Online harassment remains a challenge for most UK journalists: 41 per cent have experienced online hate in response to posting their work, and 68 per cent of women in journalism hesitate before posting work online due to fear of subsequent abuse. Perhaps as a result of this harassment, just over half (55 per cent) of female journalists are comfortable with a public profile as a commentator on their specialist subject, compared with two-thirds (67 per cent) of male journalists.
WiJ chair, Daily Mirror editor Alison Phillips, said: “Women in Journalism campaigned for almost 30 years for representative gender balance and diversity in our industry through our workshops, research and panel events. And yet our survey exposes the shocking truth that the gender gap in journalism stubbornly persists.
“The media is the prism through which the world sees itself. For it to be fair and accurate we need all kinds of people from a host of diverse backgrounds telling all sorts of stories. That makes great journalism.”
Man Bites Dog founder and chief executive Claire Mason said: “Equality in journalism is a critical foundation for a more equal society. Public opinion and policy are shaped by the people who decide which stories are told and who tells them.
“The Gender News Gap directly impacts how women and diverse communities are represented, how our experiences and concerns are reflected, and how we make our voices heard to create change. It is critical that the media industry takes action to address the gender gap in journalism and expert contributors if we are to have an equal say in the future of our society.”

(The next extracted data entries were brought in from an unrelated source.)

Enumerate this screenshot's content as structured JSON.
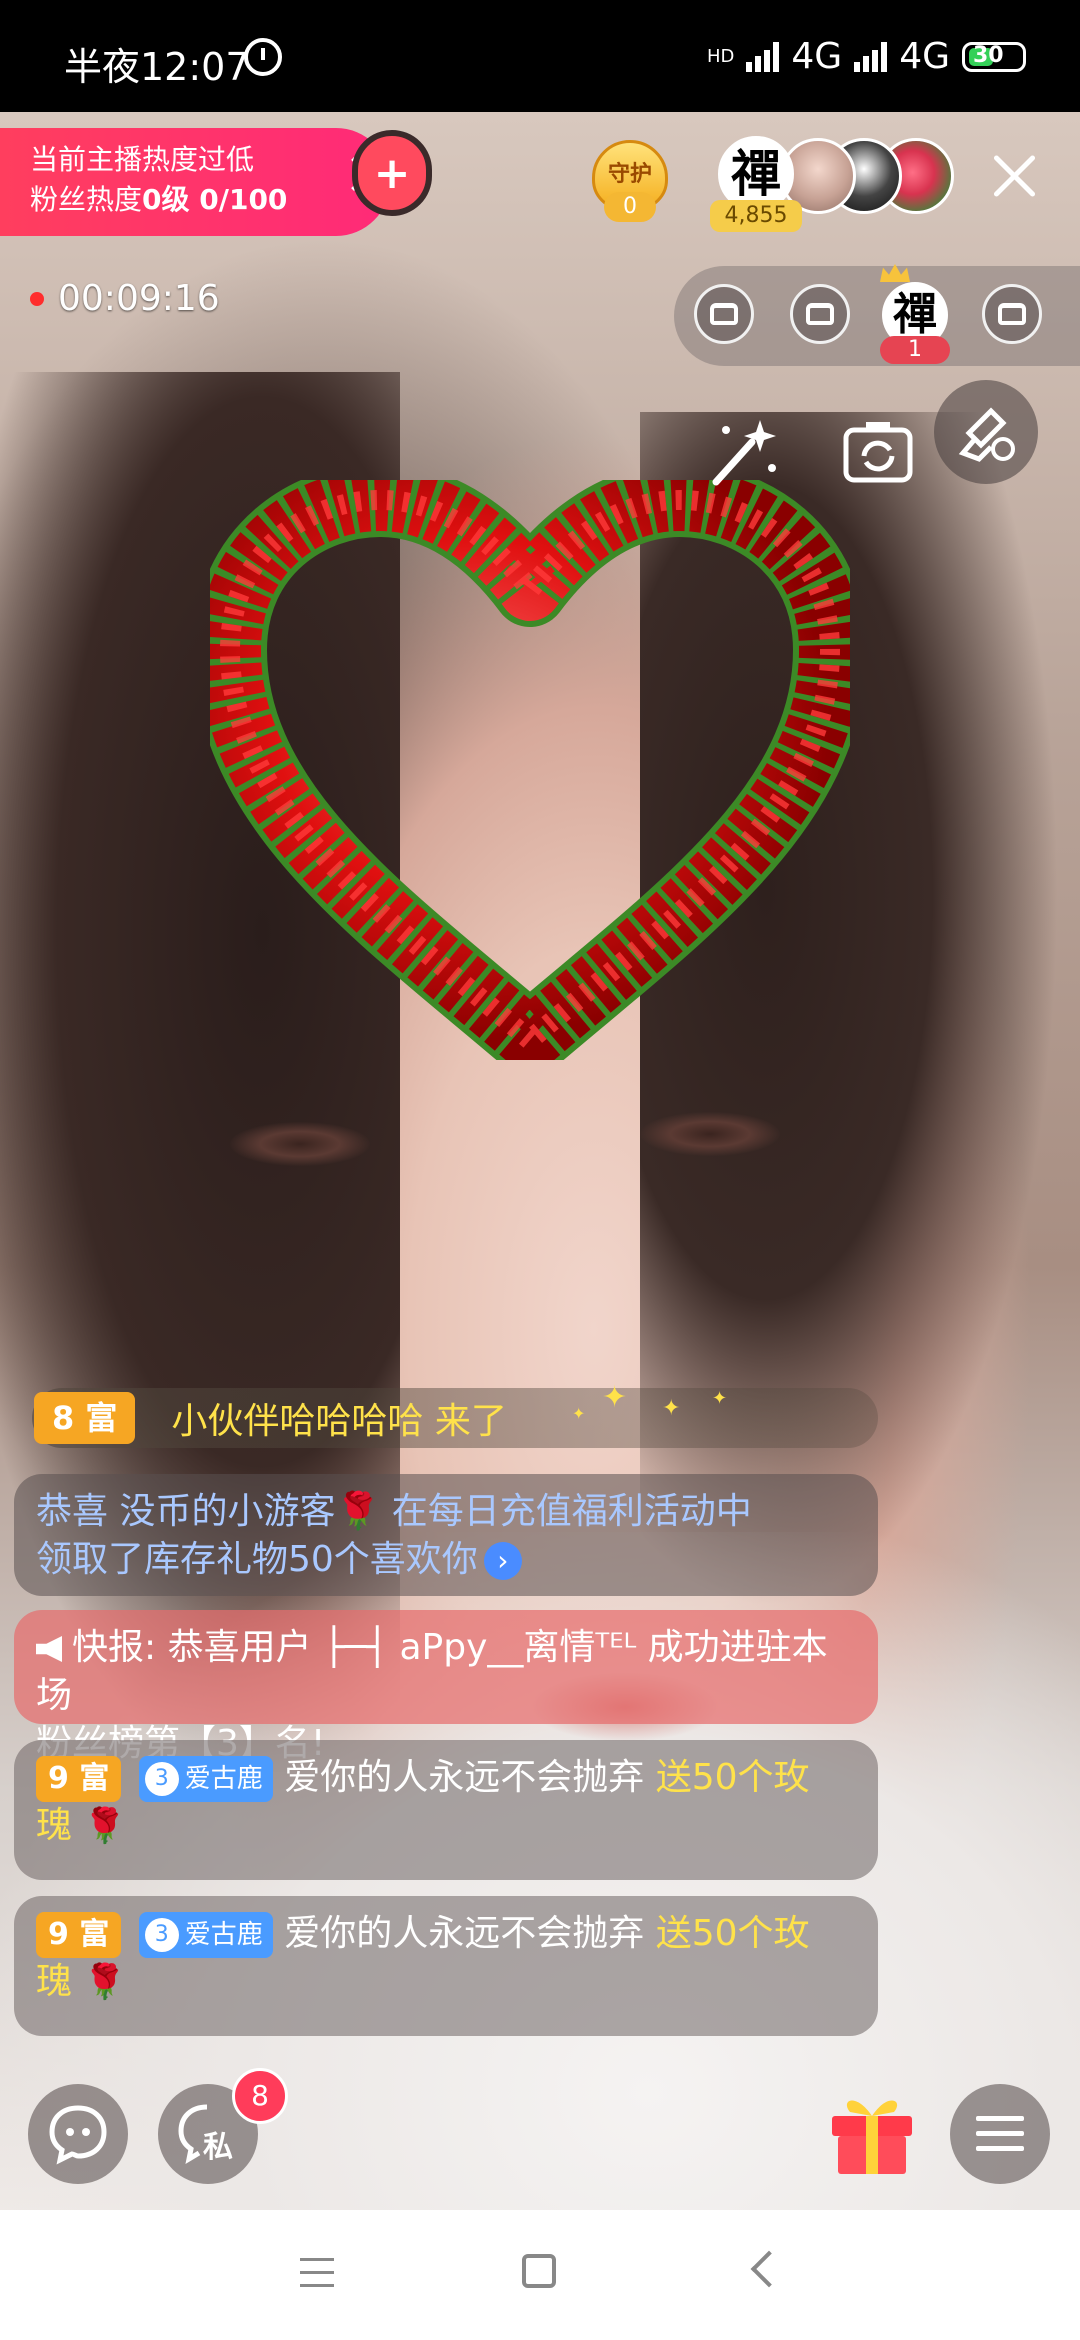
{
  "status_bar": {
    "time": "半夜12:07",
    "network_1": "4G",
    "network_2": "4G",
    "hd_label": "HD",
    "battery": "30"
  },
  "heat_banner": {
    "line1": "当前主播热度过低",
    "line2_prefix": "粉丝热度",
    "line2_level": "0级",
    "line2_progress": "0/100"
  },
  "timer": "00:09:16",
  "guard": {
    "label": "守护",
    "count": "0"
  },
  "host_avatar_char": "禪",
  "viewer_count": "4,855",
  "seats": {
    "occupant_char": "禪",
    "occupant_count": "1"
  },
  "chat": {
    "join": {
      "level": "8 富",
      "text": "小伙伴哈哈哈哈 来了"
    },
    "system": {
      "text_line1": "恭喜 没币的小游客🌹 在每日充值福利活动中",
      "text_line2": "领取了库存礼物50个喜欢你",
      "arrow": "›"
    },
    "news": {
      "text_line1": "快报: 恭喜用户 ├─┤ aPpy__离情ᵀᴱᴸ 成功进驻本场",
      "text_line2": "粉丝榜第【3】名!"
    },
    "gifts": [
      {
        "level": "9 富",
        "club_level": "3",
        "club_name": "爱古鹿",
        "message": "爱你的人永远不会抛弃",
        "action": "送50个玫瑰",
        "action_tail": "瑰"
      },
      {
        "level": "9 富",
        "club_level": "3",
        "club_name": "爱古鹿",
        "message": "爱你的人永远不会抛弃",
        "action": "送50个玫瑰",
        "action_tail": "瑰"
      }
    ]
  },
  "private_badge": "8",
  "private_label": "私",
  "icons": {
    "alarm": "alarm-icon",
    "chat": "chat-bubble-icon",
    "private": "private-message-icon",
    "gift": "gift-icon",
    "menu": "menu-icon",
    "close": "close-icon",
    "beauty": "beauty-wand-icon",
    "flip": "camera-flip-icon",
    "clean": "clean-screen-icon"
  },
  "colors": {
    "heat_banner": "#ff2a78",
    "level_badge": "#f6a623",
    "gift_action": "#ffe24a",
    "club_badge": "#4a9bff"
  }
}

According to the report, more than four out of five women in journalism, female journalists and expert authorities highlight issues that would otherwise be underrepresented, and 96 per cent of UK journalists believe that visible female experts can inspire women to enter professions and sectors where they may be currently underrepresented.
Despite this, just 28 per cent of journalists report that their organisation has set targets to improve the representation of female expert contributors, and less than a quarter (23 per cent) of media directors participating in the survey said their organisation measures the gender or ethnic diversity of their journalist workforce.
In 2018, Mason addressed the House of Commons on evidence of the lack of female expert contributors consulted by the media in a broad overall campaign about increasing the visibility of women and diverse experts entitled the Gender Say Gap.